3,200 new undergraduate students, 500 orientation leaders and welcome volunteers and only 9 hours — those are the hard and fast numbers summarizing move-in day on Friday. But those numbers alone cannot convey the monumental success of this well-executed plan.
Overall, the entire operation was as smooth as it could be. Students began trickling in across Thurston Avenue bridge by eight o’clock; the flow steadily increased toward midday, but everything was generally under control.
“I oversaw north campus, which went beautifully,” said Raj Maniam ’07, co-chair of the Orientation Steering Committee. “Things ran smoothly, there were no complaints, and the parents were happy.”
The amount of time it took for one to move in, from the time upon entering campus to the time upon carrying all of one’s belongings to one’s room, varied across campus.

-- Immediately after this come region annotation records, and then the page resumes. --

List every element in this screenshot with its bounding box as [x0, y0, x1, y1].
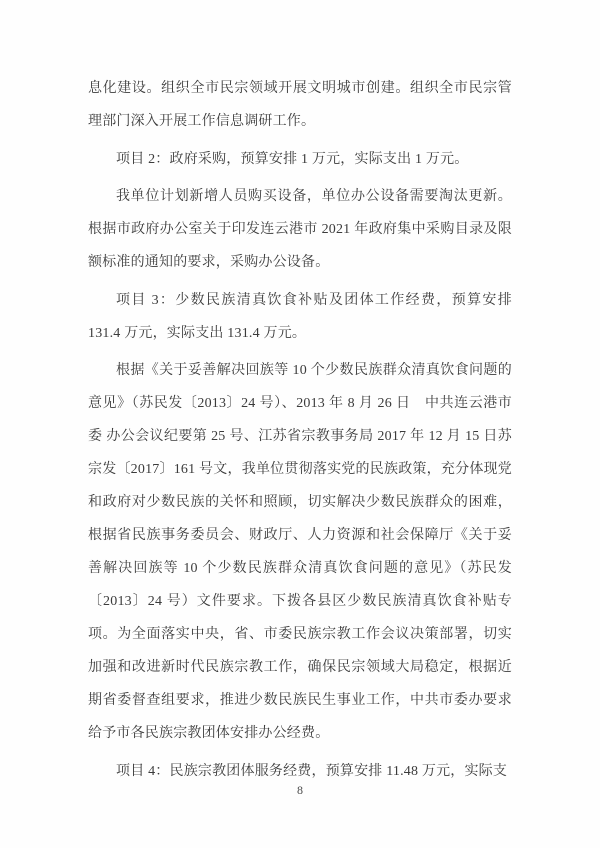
paragraph-minority-subsidy-detail: 根据《关于妥善解决回族等 10 个少数民族群众清真饮食问题的意见》（苏民发〔20… — [88, 354, 512, 750]
paragraph-continuation: 息化建设。组织全市民宗领域开展文明城市创建。组织全市民宗管理部门深入开展工作信息… — [88, 72, 512, 138]
page-number: 8 — [0, 782, 600, 798]
paragraph-project-3: 项目 3：少数民族清真饮食补贴及团体工作经费，预算安排 131.4 万元，实际支… — [88, 284, 512, 350]
page-body-text: 息化建设。组织全市民宗领域开展文明城市创建。组织全市民宗管理部门深入开展工作信息… — [88, 72, 512, 792]
document-page: 息化建设。组织全市民宗领域开展文明城市创建。组织全市民宗管理部门深入开展工作信息… — [0, 0, 600, 848]
paragraph-procurement-detail: 我单位计划新增人员购买设备，单位办公设备需要淘汰更新。根据市政府办公室关于印发连… — [88, 180, 512, 279]
paragraph-project-2: 项目 2：政府采购，预算安排 1 万元，实际支出 1 万元。 — [88, 143, 512, 176]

For some, moving in was a not a hard ordeal at all.
“We were one of the first people unloading in our timeslot so we were able to get things to the room in just 10-20 minutes,” said Yale Kim ’10 of Balch Hall.
“My move-in took about an hour,” said Jennifer Hue ’09. “But it was still very smooth, and there weren’t too many cars in the little parking lot behind the transfer center, so they managed that well.”
Before Friday one of the main concerns was rain. Fortunately, Ithaca provided clear skies throughout the day, though the heat was a source of complaint among many. Other than weather, some potential concerns were traffic and loss of luggage.
As before, move-in times were divided into three slots based on last name. Though they were split by equal thirds, “cars came in clusters and chunks” said Maniam, causing buildups at various times.
“It’s important to make sure traffic flow is consistent, that cars come in quickly and leave, so there’s no buildup,” said Maniam. “There was a small problem of misplaced luggage in one case, but that was found and resolved in a matter of minutes.”
“All the people helping with luggage were supportive, and nothing of mine was lost. Settling in was pretty easy because of all the helpers,” acknowledged Kim.
Last year, Cornell was recognized among universities and colleges as having one of the most successful move-in days, according to Lisa K’Bedford, assistant dean of students for new student programs.
Much of the success rests upon the volunteers — orientation leaders, supervisors and the orientation steering committee — who arrived at Cornell a full week ahead of their peers in preparation for orientation.
“It all comes from the enthusiasm of the volunteers and how they all work so well together. It’s a miracle that so many people come out in such numbers to help, all done for no money. Helping out new students is a part of Cornell,” Maniam said.
The students would tend to agree.
“I don’t think it would’ve been too bad to carry up my stuff myself, but it’s always way better to have the help of the volunteers,” Hue said.